Butker ready to pursue career in NFL
When Harrison Butker was working out in front of the professional scouts at the Georgia Tech pro day last month, he was subjected to several tactics to throw off his timing. None of the gamesmanship seemed to bother him. He has been subjected to worse.
Whether it was participating in a drill to run on the field as time was running out or being forced to re-kick the ball when a last-second timeout was called, Butker saw a little bit of everything during his pro day workouts. It was all stuff he’d seen before in live situations.
But this time he was kicking for his future and wasn’t going to get anything derail his opportunity to kick at the NFL level.
“That was cool,” Butker said. “Those are game situations. Going into a game you prepare for things, and you don’t know what’s going to happen. That’s part of football.”
So is the difficult journey for a specialist to land one of 32 jobs as an NFL place-kicker. Few teams select a kicker in the NFL draft; only one was taken a year ago. Professional teams typically prefer to bring in a handful of undrafted free agents and see which one sticks. That’s the likely path that Butker will face as he begins his professional career.
His credentials are impeccable. The Westminster product earned the starting job as a freshman and left Georgia Tech as the school’s all-time leading scorer with 337 points. He made 43-of-60 kicks in his career, a 71.7 percentage of success and was 15-for-17 as a senior. Butker also gained the respect of his teammates, who voted him a permanent captain — a rare honor for a place-kicker.
One problem facing Butker may be with the lack of attempts. There’s just not that much tape on his actual kicks. More often than not, the Yellow Jackets would try to make a first down rather than bring in Butker to try a long field goal. By comparison, Zane Gonzalez of Arizona State won the Lou Groza Award and is considered the most draftable kicker. Gonzalez kicked 14 field goals of at least 40 yards; Butker was 7-for-7 from that distance.

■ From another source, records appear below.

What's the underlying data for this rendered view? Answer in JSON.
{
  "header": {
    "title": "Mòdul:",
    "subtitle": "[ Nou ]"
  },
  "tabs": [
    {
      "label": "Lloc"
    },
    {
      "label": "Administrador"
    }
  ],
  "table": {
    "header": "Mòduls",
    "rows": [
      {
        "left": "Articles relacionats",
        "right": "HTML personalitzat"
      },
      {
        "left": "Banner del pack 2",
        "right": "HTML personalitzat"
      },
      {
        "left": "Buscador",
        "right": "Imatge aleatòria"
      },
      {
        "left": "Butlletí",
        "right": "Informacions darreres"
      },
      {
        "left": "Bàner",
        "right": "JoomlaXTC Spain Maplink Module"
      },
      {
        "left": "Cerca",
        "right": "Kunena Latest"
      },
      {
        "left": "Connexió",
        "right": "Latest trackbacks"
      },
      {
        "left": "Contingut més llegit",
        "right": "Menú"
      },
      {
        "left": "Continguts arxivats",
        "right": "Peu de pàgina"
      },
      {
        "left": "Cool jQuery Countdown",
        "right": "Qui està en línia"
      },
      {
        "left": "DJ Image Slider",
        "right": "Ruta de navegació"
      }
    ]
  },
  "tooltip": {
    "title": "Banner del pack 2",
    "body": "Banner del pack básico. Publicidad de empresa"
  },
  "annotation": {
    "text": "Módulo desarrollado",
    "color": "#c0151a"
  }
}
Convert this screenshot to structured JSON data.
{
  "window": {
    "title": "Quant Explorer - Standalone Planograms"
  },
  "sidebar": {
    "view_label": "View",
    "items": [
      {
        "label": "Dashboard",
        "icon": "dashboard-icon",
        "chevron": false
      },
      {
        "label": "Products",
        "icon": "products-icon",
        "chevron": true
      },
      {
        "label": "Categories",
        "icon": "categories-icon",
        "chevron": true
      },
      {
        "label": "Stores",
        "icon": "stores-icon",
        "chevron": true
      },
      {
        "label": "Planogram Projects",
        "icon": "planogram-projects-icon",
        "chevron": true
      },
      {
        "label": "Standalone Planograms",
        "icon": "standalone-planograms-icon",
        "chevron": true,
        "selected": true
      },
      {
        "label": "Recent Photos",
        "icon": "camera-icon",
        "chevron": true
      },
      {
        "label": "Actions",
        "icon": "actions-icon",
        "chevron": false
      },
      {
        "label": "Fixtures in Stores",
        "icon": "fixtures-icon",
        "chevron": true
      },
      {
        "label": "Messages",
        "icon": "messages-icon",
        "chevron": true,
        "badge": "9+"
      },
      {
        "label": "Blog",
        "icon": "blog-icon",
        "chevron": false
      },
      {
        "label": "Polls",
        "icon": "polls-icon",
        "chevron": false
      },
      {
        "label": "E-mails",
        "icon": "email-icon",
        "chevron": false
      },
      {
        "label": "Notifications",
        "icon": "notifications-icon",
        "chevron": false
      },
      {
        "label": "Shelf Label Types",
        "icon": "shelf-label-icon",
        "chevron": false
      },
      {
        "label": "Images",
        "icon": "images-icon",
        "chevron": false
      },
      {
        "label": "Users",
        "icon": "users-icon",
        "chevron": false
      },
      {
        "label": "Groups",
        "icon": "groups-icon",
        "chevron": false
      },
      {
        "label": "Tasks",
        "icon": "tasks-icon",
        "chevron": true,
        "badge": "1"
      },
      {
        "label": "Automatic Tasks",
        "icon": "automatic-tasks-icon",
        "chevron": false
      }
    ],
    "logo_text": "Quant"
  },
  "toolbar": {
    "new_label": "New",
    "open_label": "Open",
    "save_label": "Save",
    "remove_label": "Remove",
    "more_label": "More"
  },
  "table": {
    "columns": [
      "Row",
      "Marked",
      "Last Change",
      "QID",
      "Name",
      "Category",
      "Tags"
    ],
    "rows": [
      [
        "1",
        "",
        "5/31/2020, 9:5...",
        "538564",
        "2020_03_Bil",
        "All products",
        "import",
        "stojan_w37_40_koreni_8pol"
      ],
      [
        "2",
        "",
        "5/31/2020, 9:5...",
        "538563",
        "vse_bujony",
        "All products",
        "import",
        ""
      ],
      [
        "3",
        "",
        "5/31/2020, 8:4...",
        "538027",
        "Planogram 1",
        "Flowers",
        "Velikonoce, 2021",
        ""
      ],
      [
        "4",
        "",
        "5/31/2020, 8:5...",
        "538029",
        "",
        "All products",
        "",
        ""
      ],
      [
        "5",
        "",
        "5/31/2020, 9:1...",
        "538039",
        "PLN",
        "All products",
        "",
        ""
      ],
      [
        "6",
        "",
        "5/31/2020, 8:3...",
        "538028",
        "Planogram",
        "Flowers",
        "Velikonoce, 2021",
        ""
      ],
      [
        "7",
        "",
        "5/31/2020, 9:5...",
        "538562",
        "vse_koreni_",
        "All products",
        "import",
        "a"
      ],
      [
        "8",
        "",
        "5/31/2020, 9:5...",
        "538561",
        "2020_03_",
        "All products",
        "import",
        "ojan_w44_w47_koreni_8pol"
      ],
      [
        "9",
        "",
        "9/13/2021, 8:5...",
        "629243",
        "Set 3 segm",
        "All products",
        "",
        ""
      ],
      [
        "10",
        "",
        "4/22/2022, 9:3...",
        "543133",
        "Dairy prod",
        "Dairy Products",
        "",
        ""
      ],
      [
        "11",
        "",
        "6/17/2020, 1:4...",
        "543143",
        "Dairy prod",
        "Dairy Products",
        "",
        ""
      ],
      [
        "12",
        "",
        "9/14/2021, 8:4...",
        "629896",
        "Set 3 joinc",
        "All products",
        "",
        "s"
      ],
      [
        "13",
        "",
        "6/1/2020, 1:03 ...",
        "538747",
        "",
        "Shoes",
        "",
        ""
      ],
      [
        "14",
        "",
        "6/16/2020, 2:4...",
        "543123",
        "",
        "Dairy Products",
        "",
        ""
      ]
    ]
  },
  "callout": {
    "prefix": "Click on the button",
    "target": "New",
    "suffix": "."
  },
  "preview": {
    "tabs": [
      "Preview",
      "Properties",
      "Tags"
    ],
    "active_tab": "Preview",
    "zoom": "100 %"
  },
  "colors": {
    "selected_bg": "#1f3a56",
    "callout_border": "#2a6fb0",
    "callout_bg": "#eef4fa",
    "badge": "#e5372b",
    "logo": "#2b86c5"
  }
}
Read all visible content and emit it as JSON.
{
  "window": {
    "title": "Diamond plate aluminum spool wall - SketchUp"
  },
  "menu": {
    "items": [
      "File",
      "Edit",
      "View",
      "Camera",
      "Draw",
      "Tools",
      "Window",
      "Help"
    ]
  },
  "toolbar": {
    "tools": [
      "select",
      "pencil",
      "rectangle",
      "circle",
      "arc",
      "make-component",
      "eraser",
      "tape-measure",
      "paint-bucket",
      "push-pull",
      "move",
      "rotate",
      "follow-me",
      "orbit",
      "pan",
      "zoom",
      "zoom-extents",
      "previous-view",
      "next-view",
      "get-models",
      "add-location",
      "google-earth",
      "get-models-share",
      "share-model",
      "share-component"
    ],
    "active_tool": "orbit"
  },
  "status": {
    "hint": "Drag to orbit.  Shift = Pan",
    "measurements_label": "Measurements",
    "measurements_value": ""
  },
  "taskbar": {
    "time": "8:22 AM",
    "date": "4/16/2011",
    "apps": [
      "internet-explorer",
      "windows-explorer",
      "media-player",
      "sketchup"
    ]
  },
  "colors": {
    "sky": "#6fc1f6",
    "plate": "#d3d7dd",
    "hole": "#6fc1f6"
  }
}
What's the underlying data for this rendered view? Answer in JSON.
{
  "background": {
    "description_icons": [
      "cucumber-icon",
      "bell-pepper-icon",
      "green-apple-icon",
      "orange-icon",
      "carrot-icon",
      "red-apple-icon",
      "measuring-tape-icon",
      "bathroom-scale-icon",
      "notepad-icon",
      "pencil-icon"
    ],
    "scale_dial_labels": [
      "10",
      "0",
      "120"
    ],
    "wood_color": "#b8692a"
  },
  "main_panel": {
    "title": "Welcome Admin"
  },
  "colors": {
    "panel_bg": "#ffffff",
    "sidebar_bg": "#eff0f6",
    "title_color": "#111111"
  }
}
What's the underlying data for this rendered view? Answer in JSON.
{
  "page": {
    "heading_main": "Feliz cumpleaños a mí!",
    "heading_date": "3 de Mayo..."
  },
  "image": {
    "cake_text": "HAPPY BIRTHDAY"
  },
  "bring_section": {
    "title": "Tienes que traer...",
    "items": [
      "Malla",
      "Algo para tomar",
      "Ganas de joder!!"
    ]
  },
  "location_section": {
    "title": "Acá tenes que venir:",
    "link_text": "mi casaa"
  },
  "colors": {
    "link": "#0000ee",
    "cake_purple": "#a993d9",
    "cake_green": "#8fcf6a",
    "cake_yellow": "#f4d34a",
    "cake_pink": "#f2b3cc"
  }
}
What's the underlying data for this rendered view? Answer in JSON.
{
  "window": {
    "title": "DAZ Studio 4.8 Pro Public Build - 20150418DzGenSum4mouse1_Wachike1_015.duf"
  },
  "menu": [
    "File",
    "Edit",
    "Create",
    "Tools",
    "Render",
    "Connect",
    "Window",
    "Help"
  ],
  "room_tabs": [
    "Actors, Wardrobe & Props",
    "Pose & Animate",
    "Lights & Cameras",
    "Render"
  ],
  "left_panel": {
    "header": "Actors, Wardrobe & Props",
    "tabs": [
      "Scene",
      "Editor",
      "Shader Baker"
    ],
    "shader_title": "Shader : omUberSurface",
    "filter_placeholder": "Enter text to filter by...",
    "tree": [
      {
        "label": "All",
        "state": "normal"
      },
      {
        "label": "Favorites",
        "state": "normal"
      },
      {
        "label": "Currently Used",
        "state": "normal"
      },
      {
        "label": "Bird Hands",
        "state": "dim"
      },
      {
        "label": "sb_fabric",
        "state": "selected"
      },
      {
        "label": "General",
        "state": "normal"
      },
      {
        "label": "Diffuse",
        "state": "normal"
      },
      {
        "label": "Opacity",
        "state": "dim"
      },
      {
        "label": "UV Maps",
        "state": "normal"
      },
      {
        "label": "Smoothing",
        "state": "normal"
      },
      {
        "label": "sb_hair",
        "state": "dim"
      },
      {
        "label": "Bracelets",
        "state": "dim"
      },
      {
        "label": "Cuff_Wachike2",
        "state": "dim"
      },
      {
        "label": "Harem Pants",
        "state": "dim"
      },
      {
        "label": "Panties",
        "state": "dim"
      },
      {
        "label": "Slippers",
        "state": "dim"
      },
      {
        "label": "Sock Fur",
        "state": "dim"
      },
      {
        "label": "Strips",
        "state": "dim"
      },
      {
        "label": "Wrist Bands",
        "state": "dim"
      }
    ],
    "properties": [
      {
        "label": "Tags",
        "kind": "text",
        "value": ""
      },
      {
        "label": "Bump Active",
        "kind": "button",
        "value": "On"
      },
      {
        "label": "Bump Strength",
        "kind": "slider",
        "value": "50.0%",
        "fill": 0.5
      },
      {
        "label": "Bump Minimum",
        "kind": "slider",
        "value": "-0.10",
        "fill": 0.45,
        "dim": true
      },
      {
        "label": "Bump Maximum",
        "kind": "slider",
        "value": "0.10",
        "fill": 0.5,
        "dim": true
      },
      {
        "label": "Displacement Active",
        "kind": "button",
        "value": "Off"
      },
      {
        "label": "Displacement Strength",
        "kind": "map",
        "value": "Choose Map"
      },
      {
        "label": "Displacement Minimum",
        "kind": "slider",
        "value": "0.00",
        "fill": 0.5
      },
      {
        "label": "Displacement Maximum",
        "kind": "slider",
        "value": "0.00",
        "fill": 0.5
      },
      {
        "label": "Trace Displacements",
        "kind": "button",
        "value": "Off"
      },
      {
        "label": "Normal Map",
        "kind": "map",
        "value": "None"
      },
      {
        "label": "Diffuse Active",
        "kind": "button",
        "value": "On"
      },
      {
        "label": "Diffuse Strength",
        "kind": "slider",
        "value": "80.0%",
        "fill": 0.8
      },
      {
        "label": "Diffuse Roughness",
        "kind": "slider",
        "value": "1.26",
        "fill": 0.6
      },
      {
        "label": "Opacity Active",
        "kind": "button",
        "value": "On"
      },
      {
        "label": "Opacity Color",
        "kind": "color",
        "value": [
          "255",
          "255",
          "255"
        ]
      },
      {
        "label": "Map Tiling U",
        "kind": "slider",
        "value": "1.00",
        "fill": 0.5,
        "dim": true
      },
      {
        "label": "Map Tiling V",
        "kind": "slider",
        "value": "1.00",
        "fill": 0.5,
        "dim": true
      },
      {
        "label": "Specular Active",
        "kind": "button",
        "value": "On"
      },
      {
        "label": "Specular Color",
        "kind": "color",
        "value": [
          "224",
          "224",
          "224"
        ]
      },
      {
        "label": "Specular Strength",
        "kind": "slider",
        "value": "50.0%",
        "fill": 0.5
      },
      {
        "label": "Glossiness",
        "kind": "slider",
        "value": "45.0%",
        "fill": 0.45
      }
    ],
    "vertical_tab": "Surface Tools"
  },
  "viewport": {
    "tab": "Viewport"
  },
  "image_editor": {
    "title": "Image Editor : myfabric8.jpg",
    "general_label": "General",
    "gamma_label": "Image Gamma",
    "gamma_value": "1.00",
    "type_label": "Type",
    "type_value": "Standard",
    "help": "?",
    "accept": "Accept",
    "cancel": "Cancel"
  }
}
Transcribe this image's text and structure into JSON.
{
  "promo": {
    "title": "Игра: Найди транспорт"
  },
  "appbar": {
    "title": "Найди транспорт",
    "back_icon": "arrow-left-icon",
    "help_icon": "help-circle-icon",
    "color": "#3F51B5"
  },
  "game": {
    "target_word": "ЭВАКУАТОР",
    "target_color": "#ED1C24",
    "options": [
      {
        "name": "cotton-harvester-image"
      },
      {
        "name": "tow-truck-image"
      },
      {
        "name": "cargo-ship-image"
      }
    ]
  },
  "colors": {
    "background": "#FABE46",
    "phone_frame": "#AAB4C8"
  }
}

Butker’s leg strength can be measured by his ability on kickoffs to boot it into the end zone. He kicked off 73 times and 54 resulted in touchbacks. He averaged 64.5 yards on kickoffs and none went out of bounds.
Butker said his decision to pursue a career in the NFL seemed natural, even though he only began playing football as a sophomore in high school. He has succeeded at each level and is eager to test his skills against the best.
“I pride myself on being a hard worker,” he said. “For me to play college football and not to think about the NFL, that’s a disservice to all the things I’ve been given as far as talent-wise and all the discipline I’ve been taught by my parents about hard work.
“Of course, when I was playing college football I was focused on that, but I’m trying to see what I can do, trying to push my limits. The NFL has always been a dream since started kicking the ball in high school.”